Without any surprise, a host of medical professionals and organ donation advocates, including Catholics, heralded the statements of the Holy Father as an ecclesial affirmation of their “brain death” criteria for transplants. But in reality, Pope John Paul II set forth very strict guidelines—these stricter guidelines are currently being violated, misinterpreted, and ignored by and large. The Holy Father’s approval was wholly contingent on the words “if” and “rigorously applied.”

The position of Pope John Paul II was no different than the basic moral criteria stated found in the Catechism (cf. 2293, 2294, 2296). The Holy Father was always particularly aware of the obligations imposed by the natural law in dealing with ethical questions surrounding “brain death” and organ donation. In his Letter to the Pontifical Academy of Sciences he noted:

The Church has encouraged the free donation of organs and on the other hand she has underlined the ethical conditions for such donation, emphasizing the obligation to defend the life and dignity of both donor and recipient…the aim is to favor a complex service to life, harmonizing technical progress with ethical rigor, humanizing relationships between people and correctly informed the public…

The Holy Father makes it explicitly clear removing vital organs, i.e., organs necessary to sustain life, must be postmortem. In other words, a heart transplant is only morally legitimate if the donor can be declared truly dead “with moral certainty” through rigorous clinical application of norms to ascertain the “signs of death….known through their physical manifestation in the individual subject.” Removal of life-sustaining vital organs under any other circumstances would be gravely immoral. In reality, this makes heart transplants extraordinarily difficult, if not virtually impossible with current technology due to the swift deterioration of the heart after death; however, the inviolable right-to-life must be respected at all times and in all circumstances.

The unease with the theory of “brain death” has continued under Pope Benedict XVI who has insisted pointedly that organ donation must remain “a gift” of the donor and that organs cannot be taken from vulnerable persons without their consent. Furthermore “the main criterion,” the Pope said, must be “respect for the life of the donor so that the removal of organs is allowed only in the presence of his actual death. Science, in recent years has made further progress in the determination of the death of a patient.” In the question of determination of death, the Pope cautioned, “there must not be the slightest suspicion of arbitrariness. Where certainty cannot be achieved, the principle of precaution must prevail.”

One Response to What Happened To The Hippocratic Oath?

  • Eric Brown says:

    A Professor suggests euthanasia to solve organ shortage (from the Democrats for Life blog):

    “From the too crazy to be true file, it looks like there is a new solution to the organ shortage. Reported by BioEdge, com, a British professor has published a paper that argues the best way to find enough organs for the transplant waiting list in this country is to euthanize terminally ill patients.

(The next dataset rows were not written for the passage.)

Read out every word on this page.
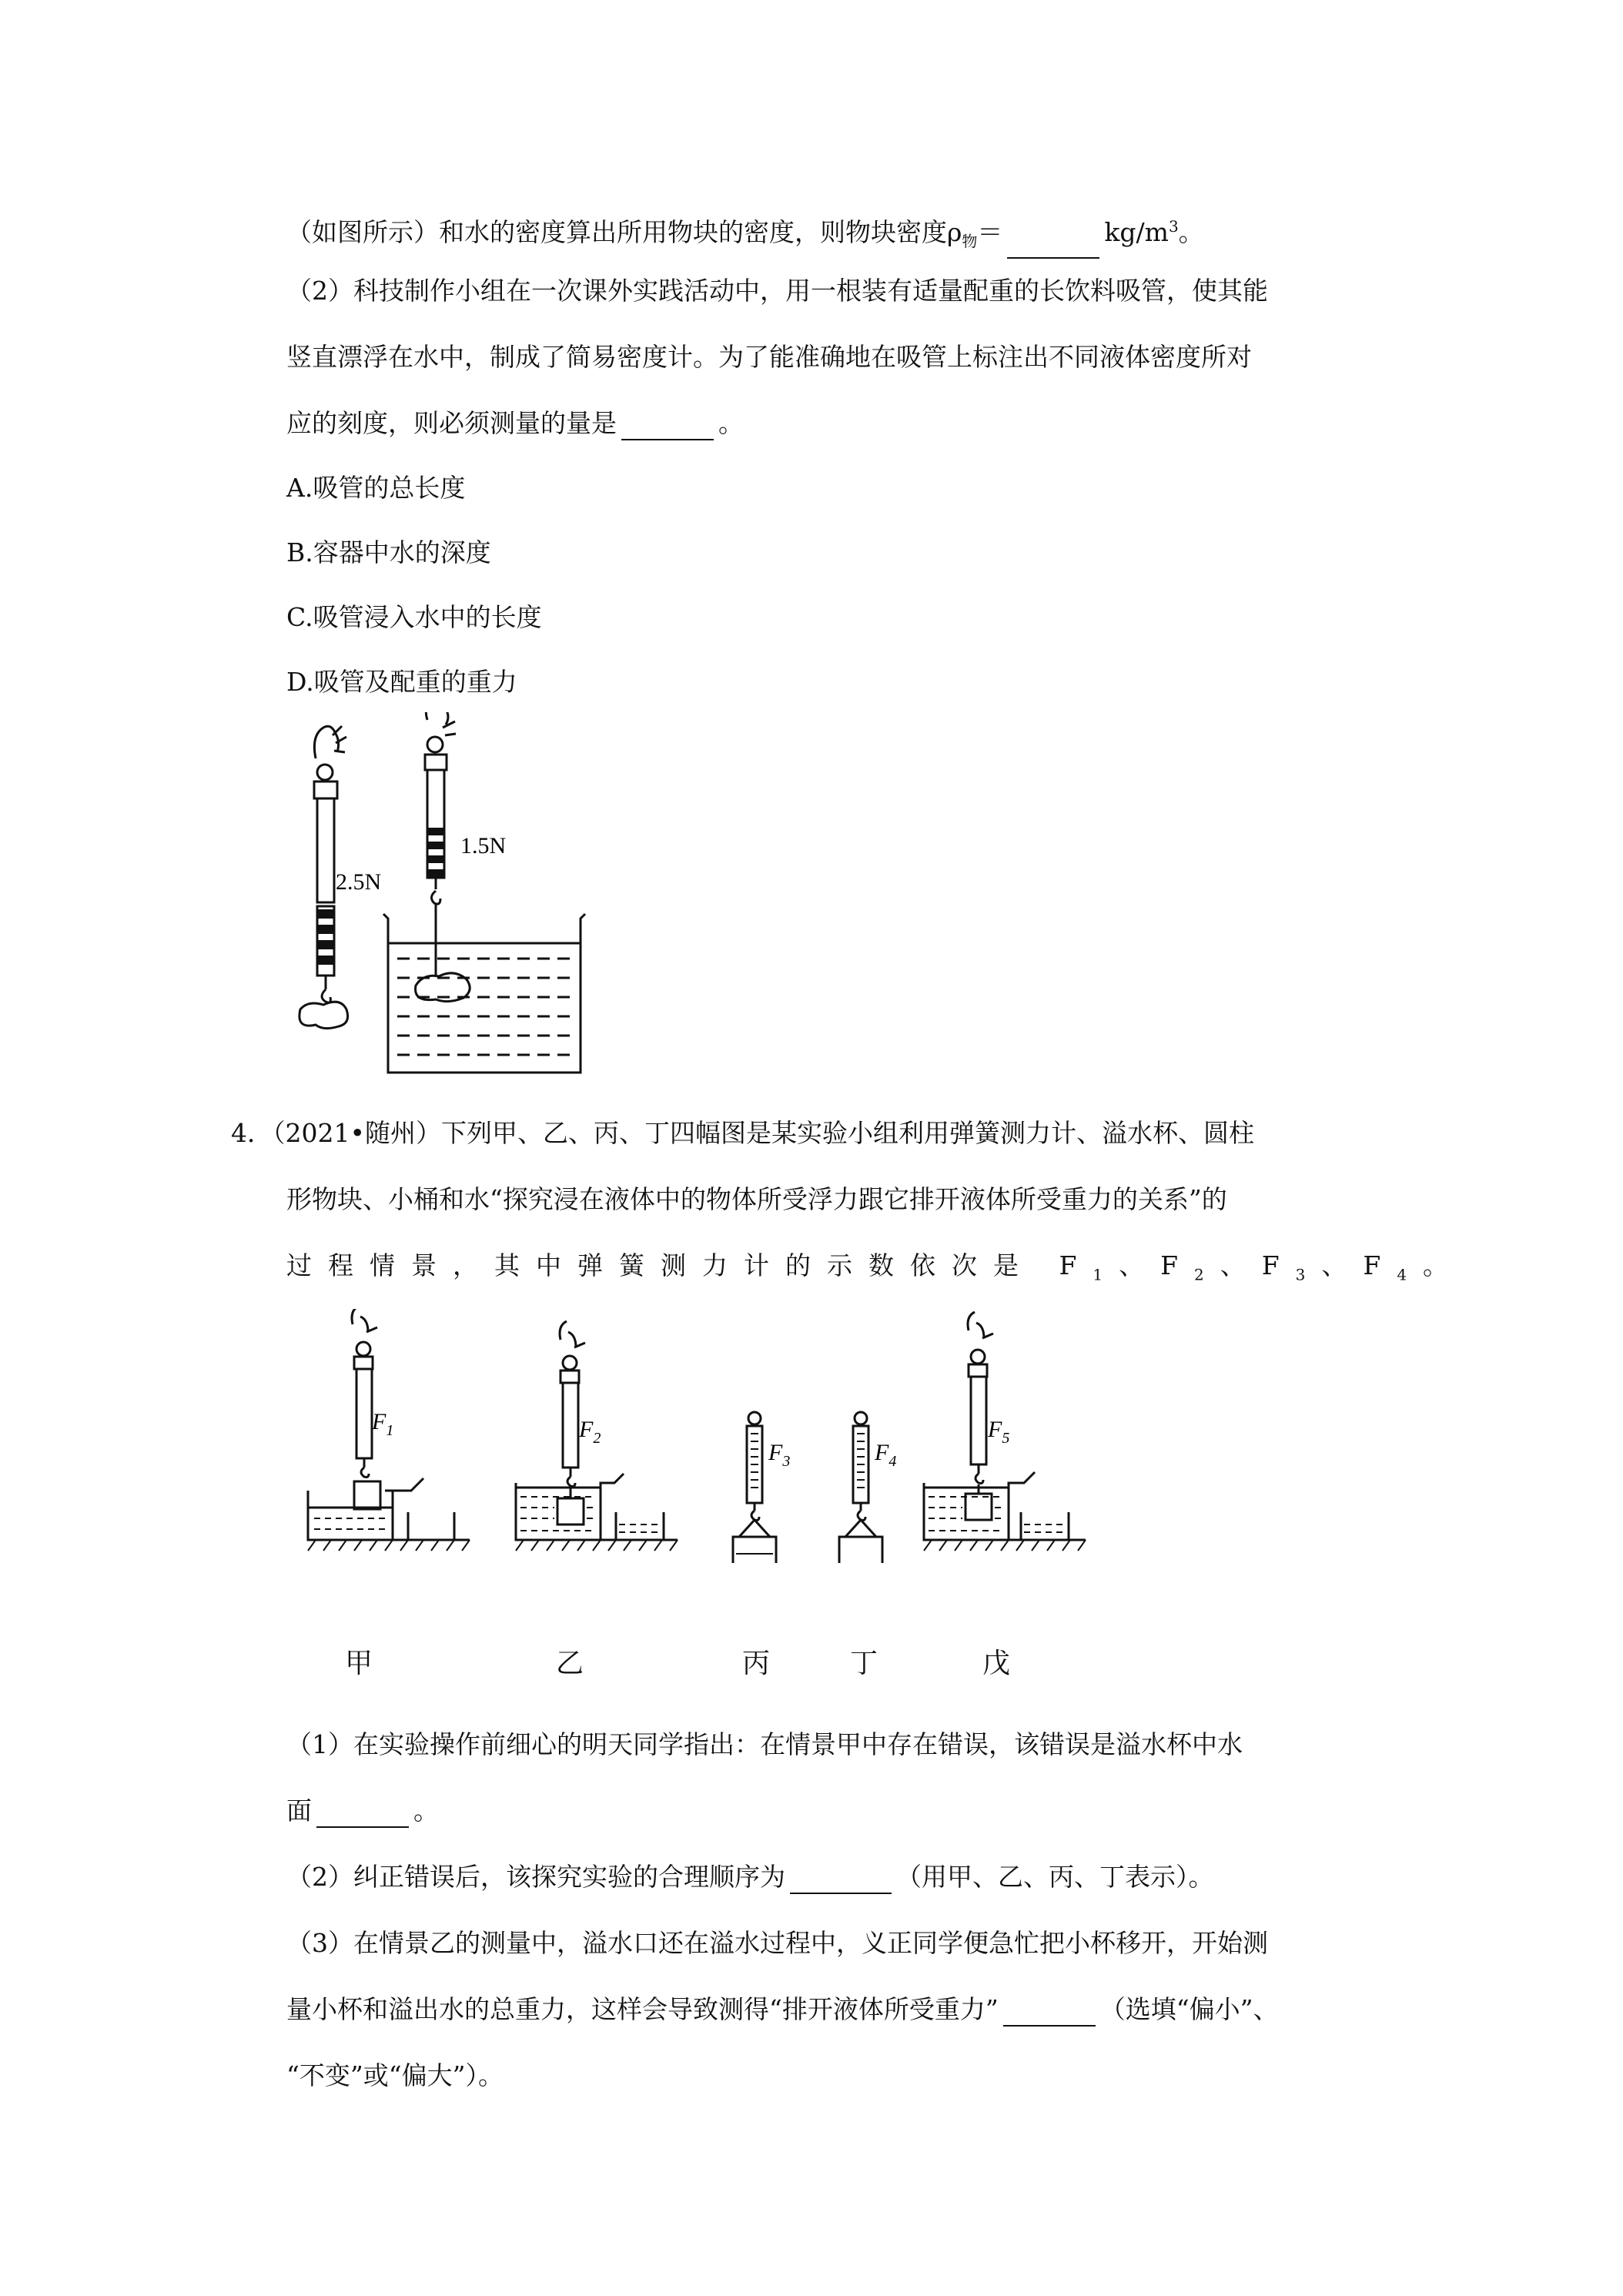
（如图所示）和水的密度算出所用物块的密度，则物块密度$\rho_物=$	$kg/m^3$。
（2）科技制作小组在一次课外实践活动中，用一根装有适量配重的长饮料吸管，使其能
竖直漂浮在水中，制成了简易密度计。为了能准确地在吸管上标注出不同液体密度所对
应的刻度，则必须测量的量是	。
A.吸管的总长度
B.容器中水的深度
C.吸管浸入水中的长度
D.吸管及配重的重力
2.5N
1.5N
4．（2021•随州）下列甲、乙、丙、丁四幅图是某实验小组利用弹簧测力计、溢水杯、圆柱
形物块、小桶和水“探究浸在液体中的物体所受浮力跟它排开液体所受重力的关系”的
过程情景，其中弹簧测力计的示数依次是 $F_1$、$F_2$、$F_3$、$F_4$。
$F_1$	$F_2$
$F_3$	$F_4$
$F_5$
甲	乙	丙	丁	戊
（1）在实验操作前细心的明天同学指出：在情景甲中存在错误，该错误是溢水杯中水
面	。
（2）纠正错误后，该探究实验的合理顺序为	（用甲、乙、丙、丁表示）。
（3）在情景乙的测量中，溢水口还在溢水过程中，义正同学便急忙把小杯移开，开始测
量小杯和溢出水的总重力，这样会导致测得“排开液体所受重力”	（选填“偏小”、
“不变”或“偏大”）。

    Professor Julian Savulescu’s reasoning goes like this. Four hundred and fifty people die every year in Britain waiting for an organ transplant. The paper argues that terminally ill or life support patients have working organs that are ideal for the transplant process, and if those patients are near death anyway it logically makes sense that their organs can be put to better use immediately. Of course, potential organ donaters would have to sign a consent form before entering their vegetative or unresponsive state, as to avoid looking as if doctors are killing off patients just to use their organs. They estimate the procedures could produce 2,200 organs annually.

    Savulescu and his coauthor acknowledge that euthanasia has a negative connotation in society but argue that euthanizing patients to save other patients’ lives could put it in a more positive light. “But if we can save even one life, that is something of great moral importance,” they write.

    Sadly, the author is also the editor of the British journal Bioethics.”